Born in Oświęcim, Poland, in 1971, she relocated to Glasgow, Scotland, in 1997 and soon entered Hassle Hound, at first adopting the name Lizzy Swimmers. She shifted to Warsaw in 2000, where she started solo work, joined forces with Marcus Schmickler, and sustained ties to Hassle Hound, resulting in the 10" album Scaring the Grass in the Garden (2002) and a split EP with Oren Ambarchi's project Sun (2003). After arriving in New York City in 2004 she took part in several experimental and noise ventures, sharing stages with acts including Jackie-O Motherfucker, Kevin Shea, and Scarcity of Tanks. Hassle Hound joined Staubgold, which issued Limelight Cordial in 2006, yet the band ended in 2008; Staubgold later released their second album, Born in a Night, in 2010.
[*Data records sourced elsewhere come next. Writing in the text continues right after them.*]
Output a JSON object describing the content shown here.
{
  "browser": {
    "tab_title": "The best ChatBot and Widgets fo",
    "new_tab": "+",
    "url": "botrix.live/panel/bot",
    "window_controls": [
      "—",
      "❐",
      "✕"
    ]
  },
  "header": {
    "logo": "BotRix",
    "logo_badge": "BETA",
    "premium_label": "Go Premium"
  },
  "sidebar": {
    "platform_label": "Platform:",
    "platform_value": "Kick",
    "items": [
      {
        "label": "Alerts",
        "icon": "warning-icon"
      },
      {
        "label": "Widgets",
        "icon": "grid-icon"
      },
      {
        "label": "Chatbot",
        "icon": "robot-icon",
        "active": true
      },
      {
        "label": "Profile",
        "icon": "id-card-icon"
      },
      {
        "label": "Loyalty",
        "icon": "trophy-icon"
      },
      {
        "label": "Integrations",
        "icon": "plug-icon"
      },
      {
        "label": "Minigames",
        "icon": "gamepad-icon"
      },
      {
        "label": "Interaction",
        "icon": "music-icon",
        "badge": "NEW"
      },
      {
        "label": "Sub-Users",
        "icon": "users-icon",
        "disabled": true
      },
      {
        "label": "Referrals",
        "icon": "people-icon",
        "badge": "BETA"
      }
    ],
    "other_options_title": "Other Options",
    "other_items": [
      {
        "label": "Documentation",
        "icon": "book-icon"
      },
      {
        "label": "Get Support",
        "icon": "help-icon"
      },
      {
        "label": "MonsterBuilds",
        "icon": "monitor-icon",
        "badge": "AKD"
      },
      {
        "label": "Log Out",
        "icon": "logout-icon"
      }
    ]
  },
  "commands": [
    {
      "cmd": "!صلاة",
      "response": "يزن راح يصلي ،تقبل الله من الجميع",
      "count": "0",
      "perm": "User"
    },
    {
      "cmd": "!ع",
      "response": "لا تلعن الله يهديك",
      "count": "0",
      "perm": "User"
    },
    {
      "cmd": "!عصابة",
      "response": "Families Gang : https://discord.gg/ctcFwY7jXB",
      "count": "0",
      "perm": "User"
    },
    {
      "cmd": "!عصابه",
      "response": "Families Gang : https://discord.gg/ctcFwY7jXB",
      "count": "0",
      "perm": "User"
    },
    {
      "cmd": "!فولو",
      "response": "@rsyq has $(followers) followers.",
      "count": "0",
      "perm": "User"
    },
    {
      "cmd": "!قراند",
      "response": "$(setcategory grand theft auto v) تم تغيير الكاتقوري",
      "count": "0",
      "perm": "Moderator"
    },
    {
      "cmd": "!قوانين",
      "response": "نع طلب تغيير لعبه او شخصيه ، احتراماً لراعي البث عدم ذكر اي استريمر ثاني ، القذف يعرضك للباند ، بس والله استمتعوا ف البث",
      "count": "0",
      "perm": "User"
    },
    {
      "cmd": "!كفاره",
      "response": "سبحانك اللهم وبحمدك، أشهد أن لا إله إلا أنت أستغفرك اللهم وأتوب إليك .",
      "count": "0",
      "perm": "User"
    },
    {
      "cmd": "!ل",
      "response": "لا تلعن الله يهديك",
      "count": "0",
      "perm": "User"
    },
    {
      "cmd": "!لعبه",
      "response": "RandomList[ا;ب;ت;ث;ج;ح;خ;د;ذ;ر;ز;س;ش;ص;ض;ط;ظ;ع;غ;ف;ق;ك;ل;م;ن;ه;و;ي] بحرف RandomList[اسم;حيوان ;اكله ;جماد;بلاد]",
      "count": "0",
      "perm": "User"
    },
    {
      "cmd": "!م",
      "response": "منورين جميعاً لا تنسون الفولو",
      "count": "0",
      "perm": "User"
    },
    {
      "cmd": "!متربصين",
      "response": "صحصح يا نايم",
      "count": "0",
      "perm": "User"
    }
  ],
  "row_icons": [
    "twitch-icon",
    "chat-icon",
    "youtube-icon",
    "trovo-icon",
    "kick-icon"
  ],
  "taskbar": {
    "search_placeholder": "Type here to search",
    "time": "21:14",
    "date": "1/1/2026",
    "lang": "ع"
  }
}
Orleans issued her first solo recordings in 2008 with the full-length CD-R Low Sun/High Moon on the Italian imprint Setola di Maiale. Her debut vinyl outing, the 2009 LP Lost on French label La Station Radar, earned notice from several independent music outlets. The same label also put out a collaborative CD-R with noise artist Skitter that year. A burst of activity followed in 2011: Night People released a split LP with kindred spirit Dirty Beaches, while two further Orleans albums appeared—M ars Is Heaven (co-issued by La Station Radar and Atelier Ciseaux) and NEO PI-R, the first of numerous titles on Clan Destine Records.

She returned to Glasgow by late 2011. The next year Clan Destine issued several further Orleans projects: the four-way split LP The Statement (shared with U.S. Girls, Slim Twig, and Dirty Beaches), the split mixtape 80 Minutes of Funk with Curt Crackrach, the double LP Tumult in Clouds, and the limited remix collection Ela and Thee Prophets, which featured reworkings by Dan Melchior, Os Ovni, The-Drum, and prior associates. In 2013 she began the experimental acid techno alias Tract and released another collaborative LP with Skitter, De Flechettes, again on Clan Destine.

Orleans toured Europe in 2014, supplied music for several independent films, and delivered a remix of new age pioneer Laraaji that surfaced on a 12" EP via All Saints. By year's end she finished the full-length Upper Hell alongside trip-hop producer Howie B, who issued the album on HB Recordings in 2015. That record was followed by the 25-track Circles of Upper and Lower Hell (the complete edition of Upper Hell), released by Night School in 2016. Commissions arrived for live scores to the silent films Lucky Star (1929) and Vampyr (1932) from the Glasgow Film Festival and Glasgow International Festival respectively. A limited seasonal item, Christmas Fell Away, appeared in 2017, while Movies for Ears—a survey of her most song-oriented early material—received a proper Night School release in 2019 after first circulating as a limited CD-R.